So what do we have so far?

In [ ]:

from pprint import pprint
pprint(content_analysis['tasks'])

If you want to add some additional contrasts, either add them to content_analysis['tasks'][task_id]['contrasts'] or directly adapt the content of the fmriflows_spec_analysis.json file, once this section was excecuted.

Specify additional 1st-level analysis parameters¶

The next section specifies additional model parameters. The assumption is that all different tasks will use those same parameters. If this is not the case, specify multiple fmriflows_spec_analysis.json files and run them individually in the 03_analysis_1st-level notebook.

In [ ]:

# List of subject identifiers
content_analysis['subject_list'] = subject_list

In [ ]:

# List of session identifiers
content_analysis['session_list'] = session_list

In [ ]:

# List of spatial filters (smoothing) that were used during functional preprocessing
content_analysis['filters_spatial'] = content_func['filters_spatial']

In [ ]:

# List of temporal filters that were used during functional preprocessing
content_analysis['filters_temporal'] = content_func['filters_temporal']

In [ ]:

# Nuisance identifiers that should be included in the GLM
content_analysis['nuisance_regressors'] = ['Rotation', 'Translation', 'FD', 'DVARS']

In [ ]:

# If outliers detected during functional preprocing should be used in GLM
content_analysis['use_outliers'] = True

In [ ]:

# Serial Correlation Model to use: 'AR(1)', 'FAST' or 'none'
content_analysis['model_serial_correlations'] = 'AR(1)'

In [ ]:

# Model bases to use: 'hrf', 'fourier', 'fourier', 'fourier_han', 'gamma' or 'fir'
# If 'hrf', also specify if time and dispersion derivatives should be used
content_analysis['model_bases'] = {'hrf': {'derivs': [0, 0]}}

In [ ]:

# Estimation Method to use: 'Classical', 'Bayesian' or 'Bayesian2'
content_analysis['estimation_method'] = {'Classical': 1}

In [ ]:

# Specify if contrasts should be normalized to template space after estimation
content_analysis['normalize'] = True

In [ ]:

# Specify voxel resolution of normalized contrasts
content_analysis['norm_res'] = [1, 1, 1]

In [ ]:

# Specify if a contrast should be computed for stimuli category per run
content_analysis['con_per_run'] = True

In [ ]:

# Specify voxel resolution of normalized contrasts for multivariate analysis
content_analysis['norm_res_multi'] = [float(v) for v in vox_res]

In [ ]:

# Specify a particular analysis postfix
content_analysis['analysis_postfix'] = ''

Specify 2nd-level analysis parameters¶

Some of the parameters for the 2nd-level analysis can directly be taken from the 1st-level analysis parameters, i.e. subject names, filters, etc.
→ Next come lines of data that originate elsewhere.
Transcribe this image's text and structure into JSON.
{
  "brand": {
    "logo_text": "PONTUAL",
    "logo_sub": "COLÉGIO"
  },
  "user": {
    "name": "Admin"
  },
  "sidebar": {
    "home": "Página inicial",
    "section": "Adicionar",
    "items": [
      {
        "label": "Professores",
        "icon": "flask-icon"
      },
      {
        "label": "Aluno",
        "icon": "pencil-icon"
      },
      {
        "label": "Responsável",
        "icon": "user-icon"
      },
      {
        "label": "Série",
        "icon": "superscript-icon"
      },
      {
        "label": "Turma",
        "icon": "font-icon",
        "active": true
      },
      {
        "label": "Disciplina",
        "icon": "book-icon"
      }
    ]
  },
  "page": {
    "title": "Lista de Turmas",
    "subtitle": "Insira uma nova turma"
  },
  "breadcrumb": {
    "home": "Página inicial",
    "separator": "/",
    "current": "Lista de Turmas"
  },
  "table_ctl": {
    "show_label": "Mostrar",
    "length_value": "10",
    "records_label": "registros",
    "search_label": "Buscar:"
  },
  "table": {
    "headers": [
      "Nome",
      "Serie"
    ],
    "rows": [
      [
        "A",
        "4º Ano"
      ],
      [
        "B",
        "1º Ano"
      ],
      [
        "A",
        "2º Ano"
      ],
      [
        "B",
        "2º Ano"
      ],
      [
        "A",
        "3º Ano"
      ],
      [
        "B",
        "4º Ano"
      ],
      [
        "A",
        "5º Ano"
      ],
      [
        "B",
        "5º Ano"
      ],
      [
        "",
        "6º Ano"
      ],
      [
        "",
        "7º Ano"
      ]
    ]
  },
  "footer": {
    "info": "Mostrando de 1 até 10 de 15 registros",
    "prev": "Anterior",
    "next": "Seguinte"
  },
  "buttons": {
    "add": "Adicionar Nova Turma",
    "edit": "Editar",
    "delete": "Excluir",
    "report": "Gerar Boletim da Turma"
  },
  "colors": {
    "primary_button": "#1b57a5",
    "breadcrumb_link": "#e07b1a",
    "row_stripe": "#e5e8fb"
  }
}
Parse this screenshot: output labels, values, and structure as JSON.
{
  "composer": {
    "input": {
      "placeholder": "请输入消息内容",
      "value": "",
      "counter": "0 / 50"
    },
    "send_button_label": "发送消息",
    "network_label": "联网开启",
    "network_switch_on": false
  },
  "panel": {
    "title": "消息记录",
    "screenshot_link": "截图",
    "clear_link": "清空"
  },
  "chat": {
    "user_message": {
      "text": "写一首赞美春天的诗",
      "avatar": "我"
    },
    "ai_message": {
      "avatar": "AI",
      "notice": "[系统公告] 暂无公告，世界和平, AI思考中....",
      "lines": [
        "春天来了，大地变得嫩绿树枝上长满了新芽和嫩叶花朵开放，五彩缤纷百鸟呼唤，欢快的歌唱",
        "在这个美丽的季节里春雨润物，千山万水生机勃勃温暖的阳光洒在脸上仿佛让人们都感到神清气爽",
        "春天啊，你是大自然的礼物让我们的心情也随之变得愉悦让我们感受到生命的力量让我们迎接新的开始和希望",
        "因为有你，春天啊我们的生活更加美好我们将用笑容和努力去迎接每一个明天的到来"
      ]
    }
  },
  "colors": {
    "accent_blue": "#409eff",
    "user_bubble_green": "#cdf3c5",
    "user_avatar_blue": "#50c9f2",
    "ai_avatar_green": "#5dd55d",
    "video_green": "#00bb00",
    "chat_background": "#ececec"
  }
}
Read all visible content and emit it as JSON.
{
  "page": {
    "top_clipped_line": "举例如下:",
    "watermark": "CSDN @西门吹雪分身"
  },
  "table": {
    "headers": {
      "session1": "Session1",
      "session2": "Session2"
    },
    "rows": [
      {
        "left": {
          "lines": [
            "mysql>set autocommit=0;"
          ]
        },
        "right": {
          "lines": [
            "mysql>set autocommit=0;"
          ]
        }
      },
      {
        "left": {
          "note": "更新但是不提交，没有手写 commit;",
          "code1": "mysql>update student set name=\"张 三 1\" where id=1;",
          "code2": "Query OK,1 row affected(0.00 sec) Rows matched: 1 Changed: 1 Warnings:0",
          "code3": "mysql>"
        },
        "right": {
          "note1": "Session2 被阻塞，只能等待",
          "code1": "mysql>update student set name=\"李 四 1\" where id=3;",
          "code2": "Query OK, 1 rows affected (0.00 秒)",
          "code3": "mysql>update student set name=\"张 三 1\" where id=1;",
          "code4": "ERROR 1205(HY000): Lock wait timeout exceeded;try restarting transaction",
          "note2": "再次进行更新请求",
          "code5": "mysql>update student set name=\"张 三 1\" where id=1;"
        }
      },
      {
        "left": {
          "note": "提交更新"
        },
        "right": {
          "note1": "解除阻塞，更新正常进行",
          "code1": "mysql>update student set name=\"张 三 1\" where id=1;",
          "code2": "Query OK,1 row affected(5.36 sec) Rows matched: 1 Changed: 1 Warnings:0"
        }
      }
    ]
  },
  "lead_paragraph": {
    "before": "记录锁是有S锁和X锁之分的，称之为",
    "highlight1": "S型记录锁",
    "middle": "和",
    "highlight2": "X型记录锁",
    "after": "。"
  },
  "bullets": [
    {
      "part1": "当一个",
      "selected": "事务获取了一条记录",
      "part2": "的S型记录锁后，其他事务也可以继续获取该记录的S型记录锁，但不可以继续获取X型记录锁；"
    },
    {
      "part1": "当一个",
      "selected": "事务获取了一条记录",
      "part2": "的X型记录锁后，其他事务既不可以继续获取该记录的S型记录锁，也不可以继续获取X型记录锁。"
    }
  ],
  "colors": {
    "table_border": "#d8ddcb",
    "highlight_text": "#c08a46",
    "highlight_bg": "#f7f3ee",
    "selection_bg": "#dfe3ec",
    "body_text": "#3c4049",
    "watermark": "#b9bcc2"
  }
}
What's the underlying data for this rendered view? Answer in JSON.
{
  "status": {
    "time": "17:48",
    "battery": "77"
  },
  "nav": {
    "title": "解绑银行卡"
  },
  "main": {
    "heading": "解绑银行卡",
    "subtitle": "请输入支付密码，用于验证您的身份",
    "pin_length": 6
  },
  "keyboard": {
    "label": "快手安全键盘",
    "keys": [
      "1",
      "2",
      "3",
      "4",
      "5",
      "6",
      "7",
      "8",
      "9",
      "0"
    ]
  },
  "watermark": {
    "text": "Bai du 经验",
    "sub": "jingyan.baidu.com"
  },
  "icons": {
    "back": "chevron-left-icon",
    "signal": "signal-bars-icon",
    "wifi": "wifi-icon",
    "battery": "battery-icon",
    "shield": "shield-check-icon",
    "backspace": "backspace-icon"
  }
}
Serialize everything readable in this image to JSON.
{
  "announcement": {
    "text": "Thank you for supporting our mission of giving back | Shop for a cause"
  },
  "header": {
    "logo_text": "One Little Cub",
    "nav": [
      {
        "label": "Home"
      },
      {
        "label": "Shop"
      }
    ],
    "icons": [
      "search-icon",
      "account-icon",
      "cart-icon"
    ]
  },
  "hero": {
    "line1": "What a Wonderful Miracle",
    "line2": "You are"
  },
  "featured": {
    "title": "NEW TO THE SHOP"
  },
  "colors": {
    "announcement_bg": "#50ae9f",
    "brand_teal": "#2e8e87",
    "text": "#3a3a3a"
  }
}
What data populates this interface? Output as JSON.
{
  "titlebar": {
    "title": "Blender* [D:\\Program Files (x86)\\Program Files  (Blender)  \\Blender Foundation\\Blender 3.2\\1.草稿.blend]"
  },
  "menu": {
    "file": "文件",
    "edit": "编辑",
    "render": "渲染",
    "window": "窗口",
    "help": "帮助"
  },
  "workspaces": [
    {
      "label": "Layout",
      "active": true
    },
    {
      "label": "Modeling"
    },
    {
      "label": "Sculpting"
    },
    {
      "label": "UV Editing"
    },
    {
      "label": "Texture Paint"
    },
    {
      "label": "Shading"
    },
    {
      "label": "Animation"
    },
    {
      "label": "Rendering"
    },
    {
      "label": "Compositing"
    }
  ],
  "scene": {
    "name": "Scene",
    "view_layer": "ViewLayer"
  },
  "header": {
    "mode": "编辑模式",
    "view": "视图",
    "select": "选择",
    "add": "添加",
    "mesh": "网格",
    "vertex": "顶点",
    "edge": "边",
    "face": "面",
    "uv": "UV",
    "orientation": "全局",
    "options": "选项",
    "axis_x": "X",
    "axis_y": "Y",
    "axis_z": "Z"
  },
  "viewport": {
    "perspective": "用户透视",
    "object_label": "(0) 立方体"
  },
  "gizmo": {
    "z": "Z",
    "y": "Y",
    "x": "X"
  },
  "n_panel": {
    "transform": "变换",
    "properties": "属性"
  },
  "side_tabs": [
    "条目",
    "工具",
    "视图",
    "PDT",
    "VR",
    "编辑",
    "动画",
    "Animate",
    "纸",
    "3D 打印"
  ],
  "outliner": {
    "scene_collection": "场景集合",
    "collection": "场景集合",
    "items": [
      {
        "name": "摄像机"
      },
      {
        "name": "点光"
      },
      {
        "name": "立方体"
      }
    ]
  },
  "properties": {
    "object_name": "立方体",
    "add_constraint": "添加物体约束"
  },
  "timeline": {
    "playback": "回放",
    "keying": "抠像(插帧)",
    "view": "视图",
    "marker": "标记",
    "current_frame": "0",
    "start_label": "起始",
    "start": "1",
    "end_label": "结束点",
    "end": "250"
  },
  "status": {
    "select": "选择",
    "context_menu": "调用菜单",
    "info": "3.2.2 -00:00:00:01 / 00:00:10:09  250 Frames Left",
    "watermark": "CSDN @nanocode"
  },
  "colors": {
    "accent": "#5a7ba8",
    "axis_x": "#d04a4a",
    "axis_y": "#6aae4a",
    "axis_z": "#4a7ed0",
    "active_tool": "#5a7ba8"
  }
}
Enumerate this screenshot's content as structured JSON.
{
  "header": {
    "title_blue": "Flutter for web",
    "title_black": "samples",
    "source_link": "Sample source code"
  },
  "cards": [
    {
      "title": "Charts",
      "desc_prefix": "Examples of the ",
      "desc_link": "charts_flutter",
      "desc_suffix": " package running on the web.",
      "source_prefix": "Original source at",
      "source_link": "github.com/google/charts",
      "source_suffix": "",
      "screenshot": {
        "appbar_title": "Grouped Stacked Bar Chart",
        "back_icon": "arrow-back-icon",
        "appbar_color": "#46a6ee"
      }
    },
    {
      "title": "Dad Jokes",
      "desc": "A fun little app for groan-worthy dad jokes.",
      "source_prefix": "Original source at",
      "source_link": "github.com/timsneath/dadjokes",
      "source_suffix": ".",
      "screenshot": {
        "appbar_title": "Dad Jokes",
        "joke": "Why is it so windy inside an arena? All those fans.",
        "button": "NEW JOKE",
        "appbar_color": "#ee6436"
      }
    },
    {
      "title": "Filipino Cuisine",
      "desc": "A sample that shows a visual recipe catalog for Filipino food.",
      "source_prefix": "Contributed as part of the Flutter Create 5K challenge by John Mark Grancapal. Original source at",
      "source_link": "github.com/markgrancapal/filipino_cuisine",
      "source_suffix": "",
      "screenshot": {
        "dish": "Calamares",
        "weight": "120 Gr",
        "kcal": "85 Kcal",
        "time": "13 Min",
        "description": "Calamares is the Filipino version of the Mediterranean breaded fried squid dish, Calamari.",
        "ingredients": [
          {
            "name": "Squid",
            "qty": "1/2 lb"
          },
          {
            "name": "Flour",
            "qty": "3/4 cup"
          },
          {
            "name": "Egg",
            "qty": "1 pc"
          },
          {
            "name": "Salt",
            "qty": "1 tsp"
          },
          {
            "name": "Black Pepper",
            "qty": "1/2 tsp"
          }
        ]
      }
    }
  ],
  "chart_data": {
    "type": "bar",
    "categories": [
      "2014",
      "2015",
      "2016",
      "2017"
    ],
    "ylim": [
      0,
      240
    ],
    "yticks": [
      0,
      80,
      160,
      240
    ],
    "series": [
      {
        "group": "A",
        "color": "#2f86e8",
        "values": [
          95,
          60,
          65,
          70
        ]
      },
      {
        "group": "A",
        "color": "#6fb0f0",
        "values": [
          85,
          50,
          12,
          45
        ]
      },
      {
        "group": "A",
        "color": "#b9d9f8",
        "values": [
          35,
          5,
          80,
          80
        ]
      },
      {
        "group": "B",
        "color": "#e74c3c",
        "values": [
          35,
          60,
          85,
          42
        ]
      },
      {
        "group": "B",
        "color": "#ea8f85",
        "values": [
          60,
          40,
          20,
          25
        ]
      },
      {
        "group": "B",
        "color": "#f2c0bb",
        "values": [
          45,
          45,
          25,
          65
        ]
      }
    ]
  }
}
Here we specify some additional parameters, unique to the 2nd-level analysis. They will be stored together with the 1st-level parameters in a file called fmriflows_spec_analysis.json. To run the 2nd-level analysis, run the 04_analysis_2nd-level notebook.

In [ ]:

# Specify value to threshold gray matter probability template to create 2nd-level mask
content_analysis['gm_mask_thr'] = 0.1

In [ ]:

# Value for initial thresholding to define clusters
content_analysis['height_threshold'] = 0.001

In [ ]:

# Whether to use FWE (Bonferroni) correction for initial threshold
content_analysis['use_fwe_correction'] = False

In [ ]:

# Minimum cluster size in voxels 
content_analysis['extent_threshold'] = 5

In [ ]:

# Whether to use FDR correction over cluster extent probabilities
content_analysis['use_topo_fdr'] = True

In [ ]:

# P threshold to use to on FDR corrected cluster size probabilities
content_analysis['extent_fdr_p_threshold'] = 0.05

In [ ]:

# Name of atlases to use for creation of output tables
content_analysis['atlasreader_names'] = 'default'

In [ ]:

# Probability threshold to use for output tables
content_analysis['atlasreader_prob_thresh'] = 5

Creating the `JSON` specification file¶

As in the preprocessing example, we will be using one common JSON file for the specifications of the 1st-level and 2nd-level analysis. The creation of this file is as before:

In [ ]:

# Number of parallel jops to use during the preprocessing
import multiprocessing
n_proc = multiprocessing.cpu_count() - 1
content_analysis['n_parallel_jobs'] = n_proc

In [ ]:

import json
file_id = 'fmriflows_spec_analysis'
with open('/data/%s.json' % file_id, 'w') as f:
    json.dump(content_analysis, f, indent=4)

In [ ]:

content_analysis

Multivariate analysis¶

Once the 1st-level analysis was run with the parameter con_per_run set to True, you can run a multivariate searchlight analysis. Keep in mind that this might take some time, especially if you want to perform a correct group analysis, as proposed in Stelzer et al. (2013).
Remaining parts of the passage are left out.